Seorang oknum anggota Detasemen Polisi Militer (Denpom) XIV/3 Kendari, Pratu Ongki Saputra, diadukan ke Markas Denpom XIV/3 Kendari atas dugaan penggelapan dana sebesar Rp64 juta.
Laporan tersebut dilayangkan oleh Irham, seorang warga Kabupaten Konawe Utara (Konut) yang merasa menjadi korban penipuan dalam transaksi jual beli besi tua.
Pengaduan tersebut resmi teregistrasi dalam Surat Tanda Terima Laporan Pengaduan (STLP) Nomor: STLP/09/VI/2026 tertanggal 9 Juni 2026.
Berdasarkan informasi yang dihimpun, dugaan tindak pidana penggelapan ini berawal dari transaksi penjualan besi tua di UD Berkah Jaya yang berlokasi di Jalan ZA Sugianto, Kelurahan Anduonohu, Kecamatan Poasia, Kota Kendari, pada 27 Mei 2026 lalu.
Irham menceritakan, kasus ini bermula saat dirinya bertemu dengan Pratu Ongki Saputra di Looka Coffee Shop untuk meminta bantuan mencarikan pembeli besi dengan harga yang sesuai.
Kerja sama awal berjalan lancar, Ongki menemukan sebuah perusahaan pengiriman di Surabaya Jawa Timur. Perusahaan ini, memiliki sebuah gudang penimbangan di Kota Kendari.
Saat pengiriman besi sudah dilakukan, perusahaan langsung melakukan pembayaran. Diketahui, pembayaran pengiriman pertama pada 22 Mei 2026 dan pengiriman kedua pada 25 Mei 2026 langsung ditransfer oleh pihak perusahaan ke rekening milik Irham.
Namun, kejanggalan mulai terjadi pada pembayaran ketiga yang dijadwalkan pada 28 Mei 2026. Pratu Ongki mengonfirmasi,. pembayaran ditunda dengan alasan pihak perusahaan masih kekurangan dana. Alasan serupa kembali dilontarkan pada rencana pembayaran keempat tanggal 30 Mei 2026, dengan dalih adanya hari libur nasional sehingga pelunasan baru bisa dilakukan setelah tanggal merah berakhir.

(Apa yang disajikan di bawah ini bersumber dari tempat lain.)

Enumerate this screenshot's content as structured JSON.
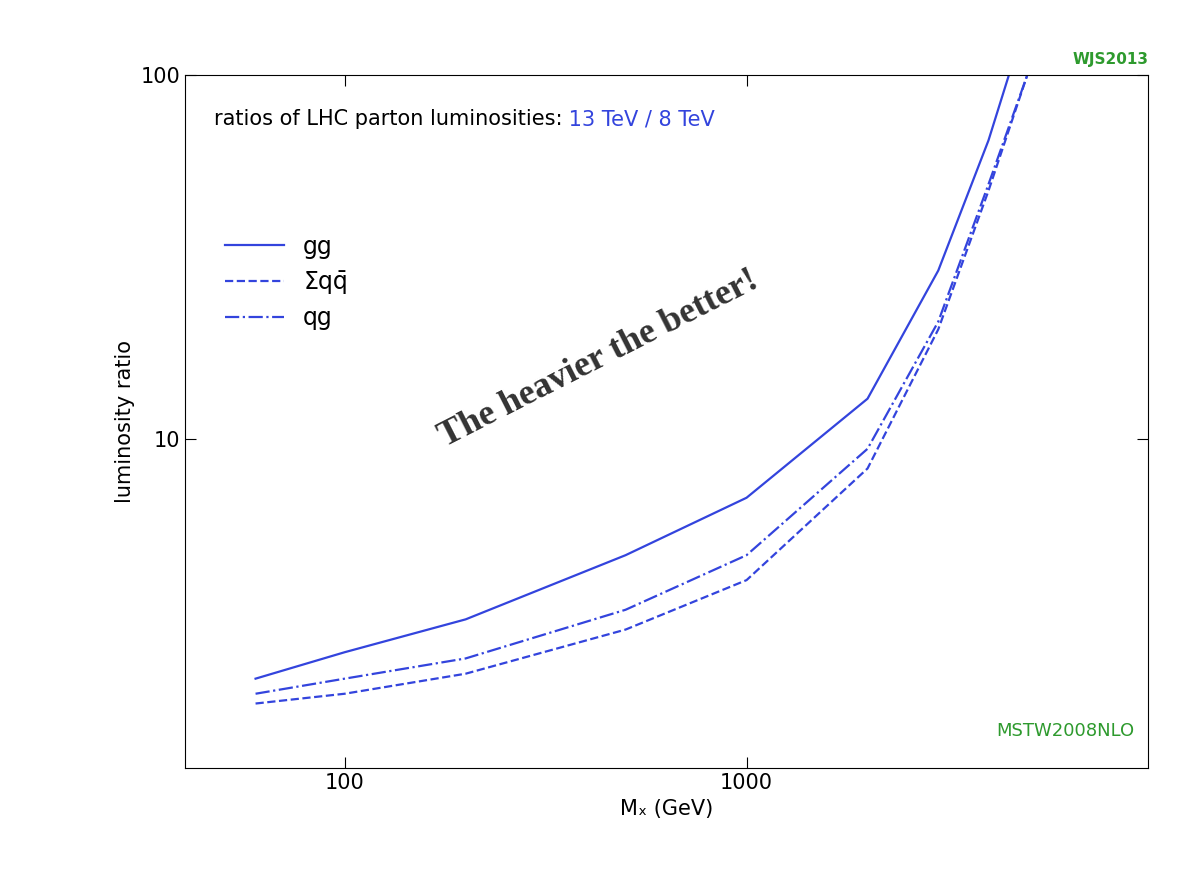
{
  "chart_data": {
    "type": "line",
    "title": "ratios of LHC parton luminosities: 13 TeV / 8 TeV",
    "x_label": "Mₓ (GeV)",
    "y_label": "luminosity ratio",
    "annotations": [
      "WJS2013",
      "MSTW2008NLO",
      "The heavier the better!"
    ],
    "log": true,
    "legend": "upper left",
    "xlim": [
      40,
      10000
    ],
    "ylim": [
      1.25,
      100
    ],
    "xticks": [
      100,
      1000
    ],
    "yticks": [
      10,
      100
    ],
    "series": [
      {
        "name": "gg",
        "color": "#3344dd",
        "line_style": "solid",
        "x": [
          60,
          100,
          200,
          500,
          1000,
          2000,
          3000,
          4000,
          4500
        ],
        "values": [
          2.2,
          2.6,
          3.2,
          4.8,
          6.9,
          12.9,
          29,
          66,
          100
        ]
      },
      {
        "name": "Σqq̄",
        "color": "#3344dd",
        "line_style": "dashed",
        "x": [
          60,
          100,
          200,
          500,
          1000,
          2000,
          3000,
          4000,
          5000
        ],
        "values": [
          1.88,
          2.0,
          2.27,
          3.0,
          4.1,
          8.3,
          20,
          48,
          100
        ]
      },
      {
        "name": "qg",
        "color": "#3344dd",
        "line_style": "dashdot",
        "x": [
          60,
          100,
          200,
          500,
          1000,
          2000,
          3000,
          4000,
          5000
        ],
        "values": [
          2.0,
          2.2,
          2.5,
          3.4,
          4.8,
          9.4,
          21,
          50,
          100
        ]
      }
    ]
  }
}
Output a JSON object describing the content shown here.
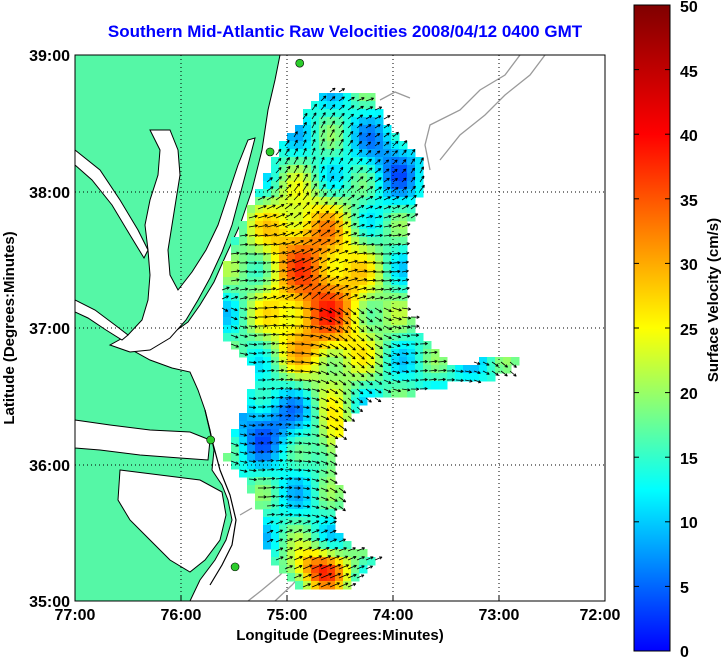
{
  "title": "Southern Mid-Atlantic Raw Velocities 2008/04/12 0400 GMT",
  "x_axis": {
    "label": "Longitude (Degrees:Minutes)",
    "ticks": [
      "77:00",
      "76:00",
      "75:00",
      "74:00",
      "73:00",
      "72:00"
    ],
    "range": [
      -77,
      -72
    ]
  },
  "y_axis": {
    "label": "Latitude (Degrees:Minutes)",
    "ticks": [
      "39:00",
      "38:00",
      "37:00",
      "36:00",
      "35:00"
    ],
    "range": [
      35,
      39
    ]
  },
  "colorbar": {
    "label": "Surface Velocity (cm/s)",
    "ticks": [
      "0",
      "5",
      "10",
      "15",
      "20",
      "25",
      "30",
      "35",
      "40",
      "45",
      "50"
    ],
    "range": [
      0,
      50
    ],
    "colormap": [
      "#0000ff",
      "#00ffff",
      "#ffff00",
      "#ff0000",
      "#800000"
    ]
  },
  "colors": {
    "land": "#55f7a6",
    "water": "#ffffff",
    "coastline": "#000000",
    "bathymetry": "#9a9a9a",
    "station": "#2ccc2c",
    "grid": "#000000",
    "vectors": "#000000"
  },
  "grid": "dotted",
  "stations": [
    {
      "lon": -74.88,
      "lat": 38.94
    },
    {
      "lon": -75.16,
      "lat": 38.29
    },
    {
      "lon": -75.72,
      "lat": 36.18
    },
    {
      "lon": -75.49,
      "lat": 35.25
    }
  ]
}
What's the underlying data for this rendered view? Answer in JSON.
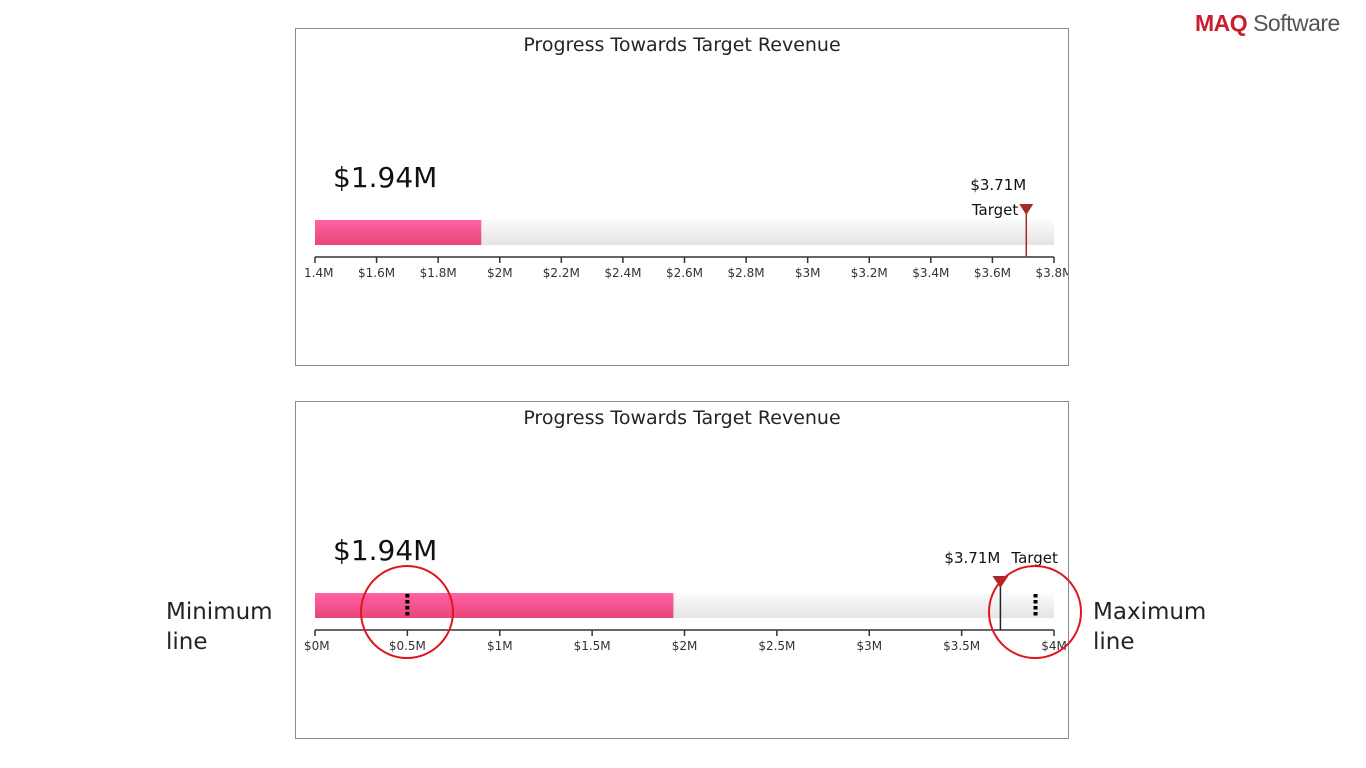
{
  "logo": {
    "part1": "MAQ",
    "part2": "Software"
  },
  "annotations": {
    "minimum": [
      "Minimum",
      "line"
    ],
    "maximum": [
      "Maximum",
      "line"
    ]
  },
  "colors": {
    "bar": "#f0508a",
    "track": "#e8e8e8",
    "target": "#a52a2a",
    "circle": "#e0141e"
  },
  "chart_data": [
    {
      "type": "bar",
      "title": "Progress Towards Target Revenue",
      "value": 1.94,
      "value_label": "$1.94M",
      "target": 3.71,
      "target_value_label": "$3.71M",
      "target_label": "Target",
      "xlim": [
        1.4,
        3.8
      ],
      "ticks": [
        1.4,
        1.6,
        1.8,
        2.0,
        2.2,
        2.4,
        2.6,
        2.8,
        3.0,
        3.2,
        3.4,
        3.6,
        3.8
      ],
      "tick_labels": [
        "1.4M",
        "$1.6M",
        "$1.8M",
        "$2M",
        "$2.2M",
        "$2.4M",
        "$2.6M",
        "$2.8M",
        "$3M",
        "$3.2M",
        "$3.4M",
        "$3.6M",
        "$3.8M"
      ]
    },
    {
      "type": "bar",
      "title": "Progress Towards Target Revenue",
      "value": 1.94,
      "value_label": "$1.94M",
      "target": 3.71,
      "target_value_label": "$3.71M",
      "target_label": "Target",
      "minimum_line": 0.5,
      "maximum_line": 3.9,
      "xlim": [
        0,
        4
      ],
      "ticks": [
        0,
        0.5,
        1,
        1.5,
        2,
        2.5,
        3,
        3.5,
        4
      ],
      "tick_labels": [
        "$0M",
        "$0.5M",
        "$1M",
        "$1.5M",
        "$2M",
        "$2.5M",
        "$3M",
        "$3.5M",
        "$4M"
      ]
    }
  ]
}
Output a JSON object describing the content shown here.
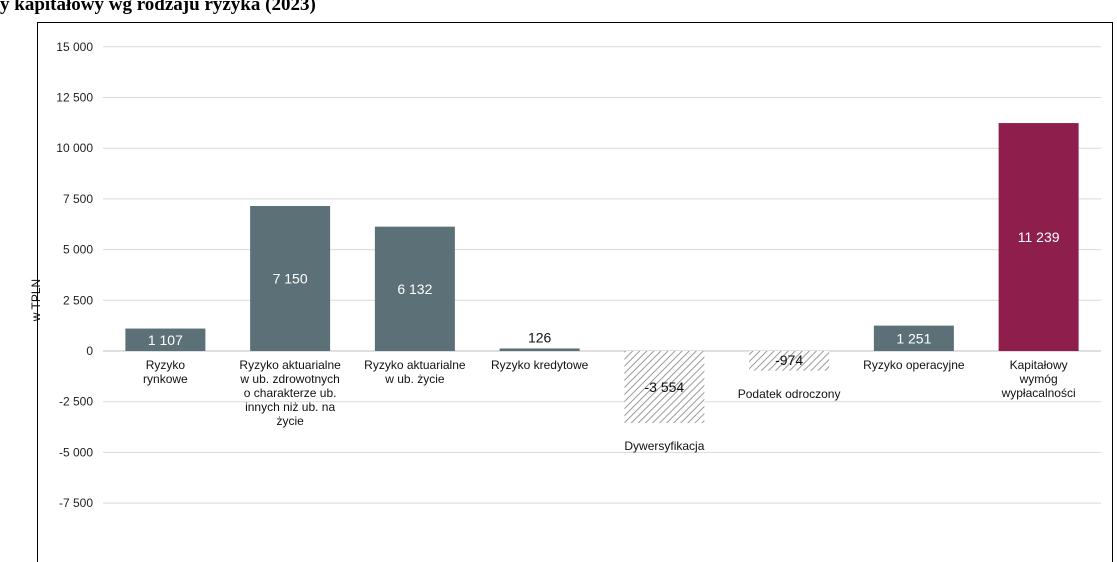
{
  "page": {
    "title": "y kapitałowy wg rodzaju ryzyka (2023)"
  },
  "chart_data": {
    "type": "bar",
    "title": "",
    "ylabel": "w TPLN",
    "xlabel": "",
    "ylim": [
      -7500,
      15000
    ],
    "yticks": [
      15000,
      12500,
      10000,
      7500,
      5000,
      2500,
      0,
      -2500,
      -5000,
      -7500
    ],
    "ytick_labels": [
      "15 000",
      "12 500",
      "10 000",
      "7 500",
      "5 000",
      "2 500",
      "0",
      "-2 500",
      "-5 000",
      "-7 500"
    ],
    "grid": true,
    "categories": [
      [
        "Ryzyko",
        "rynkowe"
      ],
      [
        "Ryzyko aktuarialne",
        "w ub. zdrowotnych",
        "o charakterze ub.",
        "innych niż ub. na",
        "życie"
      ],
      [
        "Ryzyko aktuarialne",
        "w ub. życie"
      ],
      [
        "Ryzyko kredytowe"
      ],
      [
        "Dywersyfikacja"
      ],
      [
        "Podatek odroczony"
      ],
      [
        "Ryzyko operacyjne"
      ],
      [
        "Kapitałowy",
        "wymóg",
        "wypłacalności"
      ]
    ],
    "values": [
      1107,
      7150,
      6132,
      126,
      -3554,
      -974,
      1251,
      11239
    ],
    "labels": [
      "1 107",
      "7 150",
      "6 132",
      "126",
      "-3 554",
      "-974",
      "1 251",
      "11 239"
    ],
    "styles": [
      "solid",
      "solid",
      "solid",
      "solid",
      "hatched",
      "hatched",
      "solid",
      "total"
    ],
    "colors": {
      "solid": "#5c7078",
      "total": "#8e1f4c",
      "hatch": "#9a9a9a",
      "grid": "#d9d9d9"
    }
  }
}
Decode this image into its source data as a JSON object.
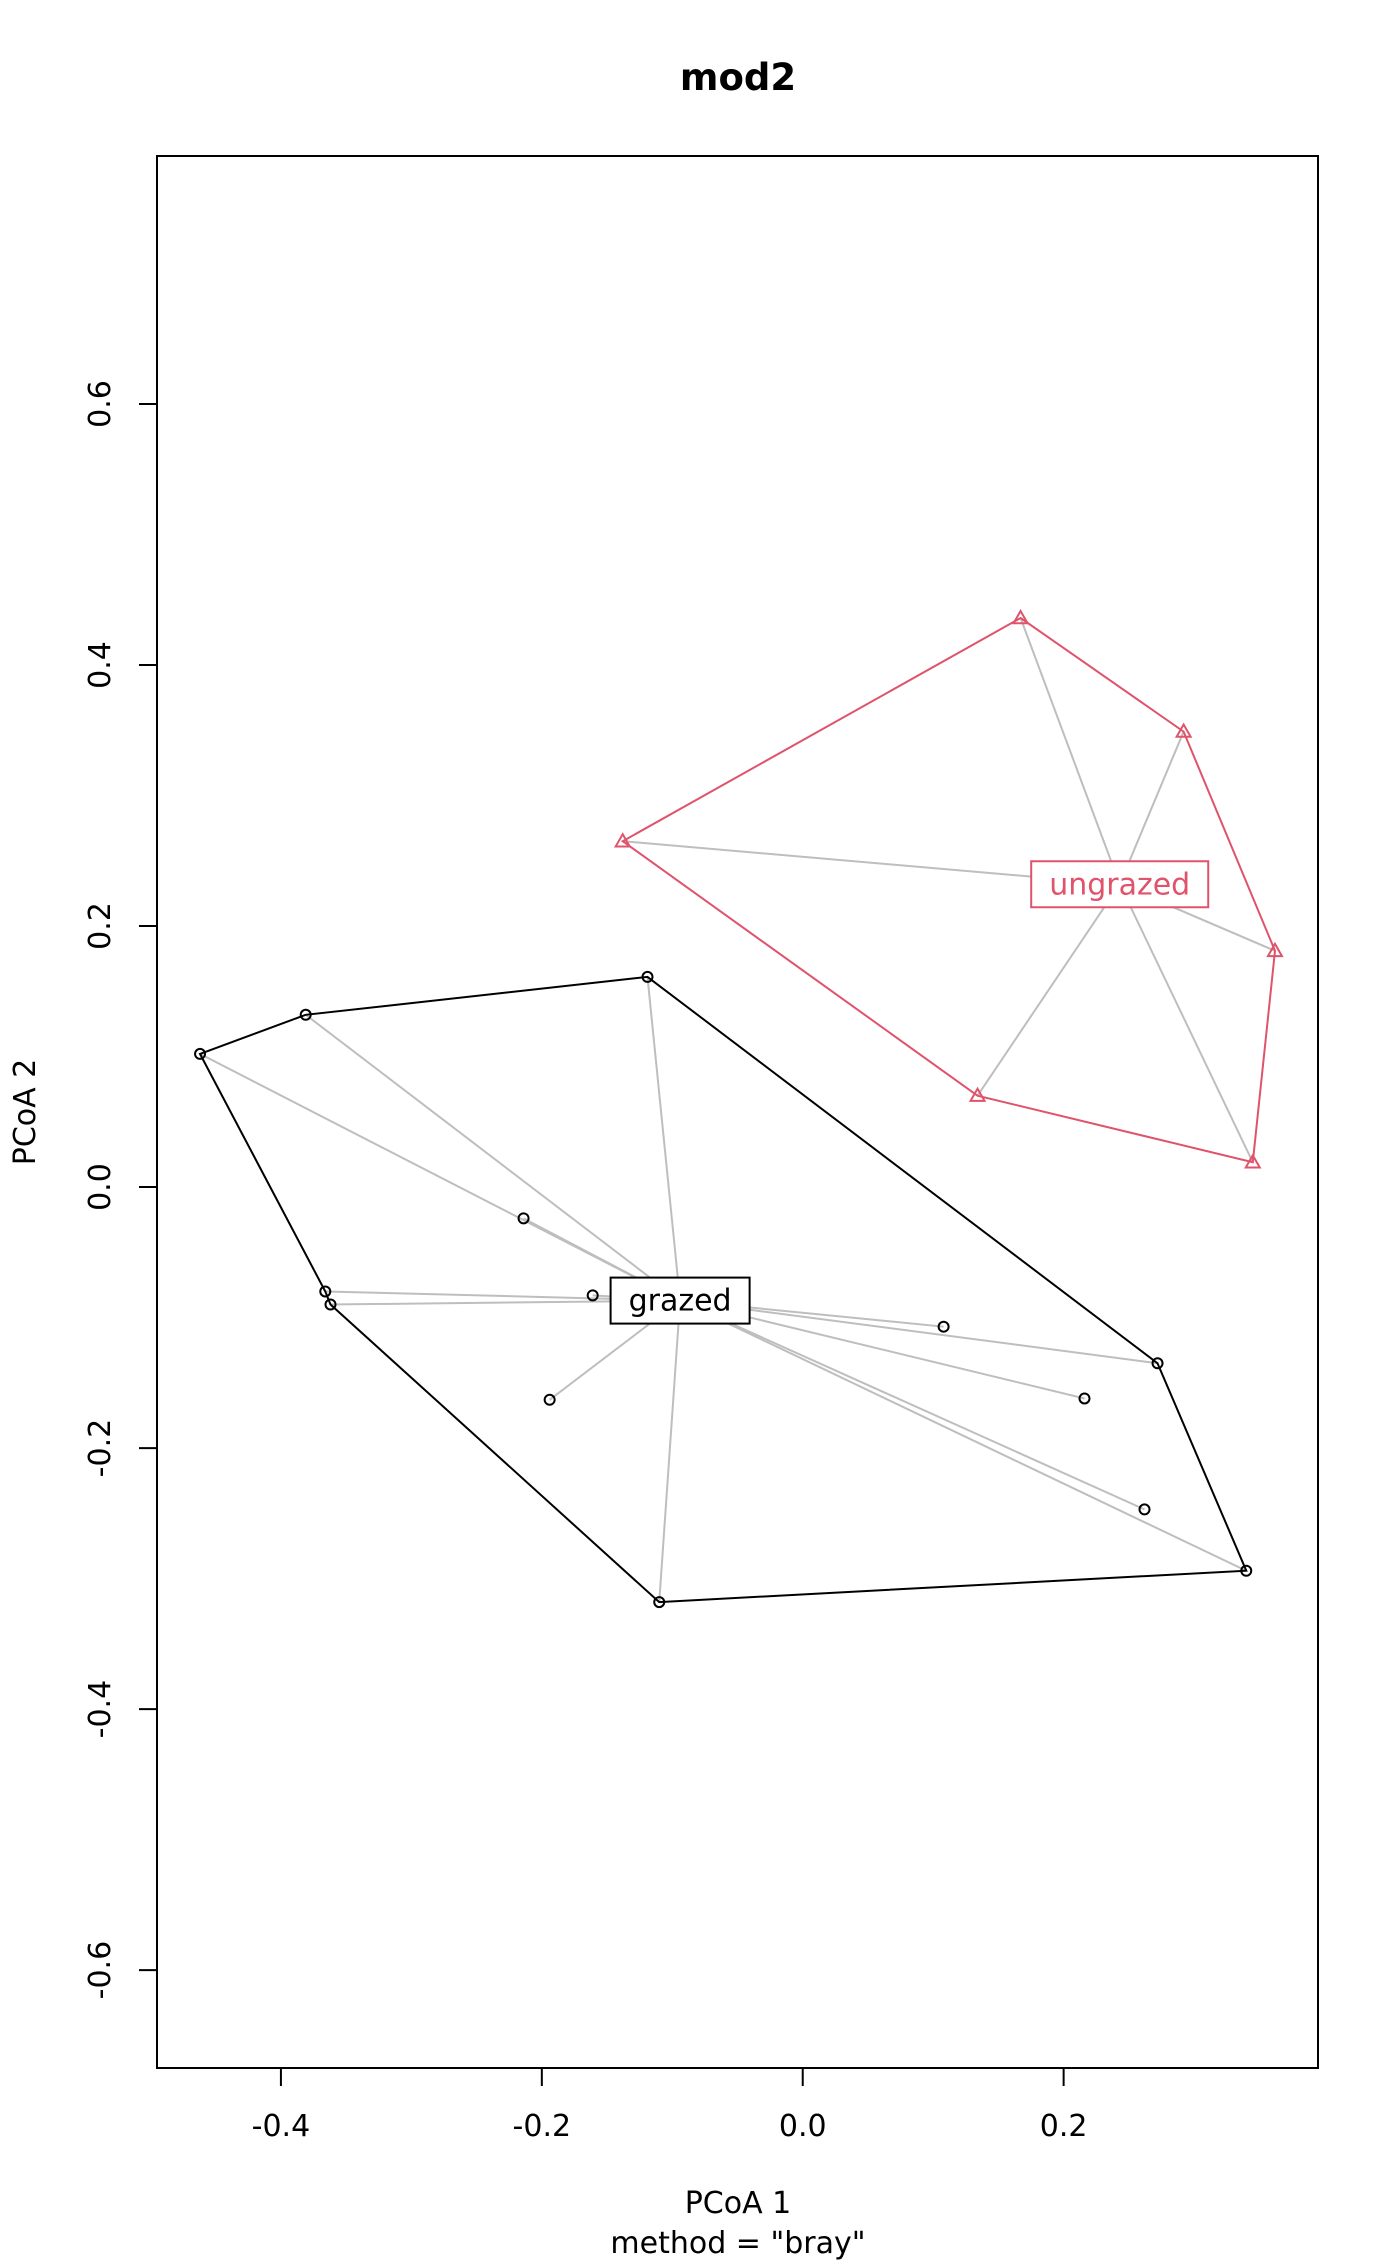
{
  "chart_data": {
    "type": "scatter",
    "title": "mod2",
    "xlabel": "PCoA 1",
    "sublabel": "method = \"bray\"",
    "ylabel": "PCoA 2",
    "xlim": [
      -0.495,
      0.395
    ],
    "ylim": [
      -0.675,
      0.79
    ],
    "xticks": [
      -0.4,
      -0.2,
      0.0,
      0.2
    ],
    "xtick_labels": [
      "-0.4",
      "-0.2",
      "0.0",
      "0.2"
    ],
    "yticks": [
      -0.6,
      -0.4,
      -0.2,
      0.0,
      0.2,
      0.4,
      0.6
    ],
    "ytick_labels": [
      "-0.6",
      "-0.4",
      "-0.2",
      "0.0",
      "0.2",
      "0.4",
      "0.6"
    ],
    "grid": false,
    "groups": [
      {
        "name": "grazed",
        "color": "#000000",
        "marker": "circle",
        "centroid": [
          -0.094,
          -0.087
        ],
        "points": [
          [
            -0.462,
            0.102
          ],
          [
            -0.381,
            0.132
          ],
          [
            -0.119,
            0.161
          ],
          [
            -0.214,
            -0.024
          ],
          [
            -0.366,
            -0.08
          ],
          [
            -0.362,
            -0.09
          ],
          [
            -0.161,
            -0.083
          ],
          [
            -0.194,
            -0.163
          ],
          [
            -0.11,
            -0.318
          ],
          [
            0.108,
            -0.107
          ],
          [
            0.216,
            -0.162
          ],
          [
            0.272,
            -0.135
          ],
          [
            0.262,
            -0.247
          ],
          [
            0.34,
            -0.294
          ]
        ],
        "hull": [
          [
            -0.462,
            0.102
          ],
          [
            -0.381,
            0.132
          ],
          [
            -0.119,
            0.161
          ],
          [
            0.272,
            -0.135
          ],
          [
            0.34,
            -0.294
          ],
          [
            -0.11,
            -0.318
          ],
          [
            -0.362,
            -0.09
          ],
          [
            -0.366,
            -0.08
          ]
        ]
      },
      {
        "name": "ungrazed",
        "color": "#DF536B",
        "marker": "triangle",
        "centroid": [
          0.243,
          0.232
        ],
        "points": [
          [
            0.167,
            0.436
          ],
          [
            0.292,
            0.349
          ],
          [
            -0.138,
            0.265
          ],
          [
            0.362,
            0.181
          ],
          [
            0.134,
            0.07
          ],
          [
            0.345,
            0.019
          ]
        ],
        "hull": [
          [
            0.167,
            0.436
          ],
          [
            0.292,
            0.349
          ],
          [
            0.362,
            0.181
          ],
          [
            0.345,
            0.019
          ],
          [
            0.134,
            0.07
          ],
          [
            -0.138,
            0.265
          ]
        ]
      }
    ],
    "spider_color": "#BEBEBE"
  }
}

Memasuki awal Juni 2026, Irham yang mulai menaruh curiga karena dana tak kunjung cair, memutuskan untuk mendatangi langsung kantor UD Berkah Jaya. Di sana, ia menemui seorang karyawan perusahaan bernama Dewi untuk meminta kejelasan mengenai haknya.
Dari keterangan pihak perusahaan, UD Berkah Jaya ternyata telah merampungkan seluruh pembayaran sejak akhir Mei 2026. Hanya saja, aliran dana tersebut ditransfer langsung ke rekening pribadi Pratu Ongki Saputra atas permintaan oknum anggota TNI itu sendiri, tanpa sepengetahuan korban.
“Biasanya pembayaran langsung masuk ke rekening saya. Namun ternyata dialihkan ke rekening pribadinya tanpa sepengetahuan dan persetujuan saya,” ujar Irham saat memberikan keterangan pada Sabtu (13/6/2026).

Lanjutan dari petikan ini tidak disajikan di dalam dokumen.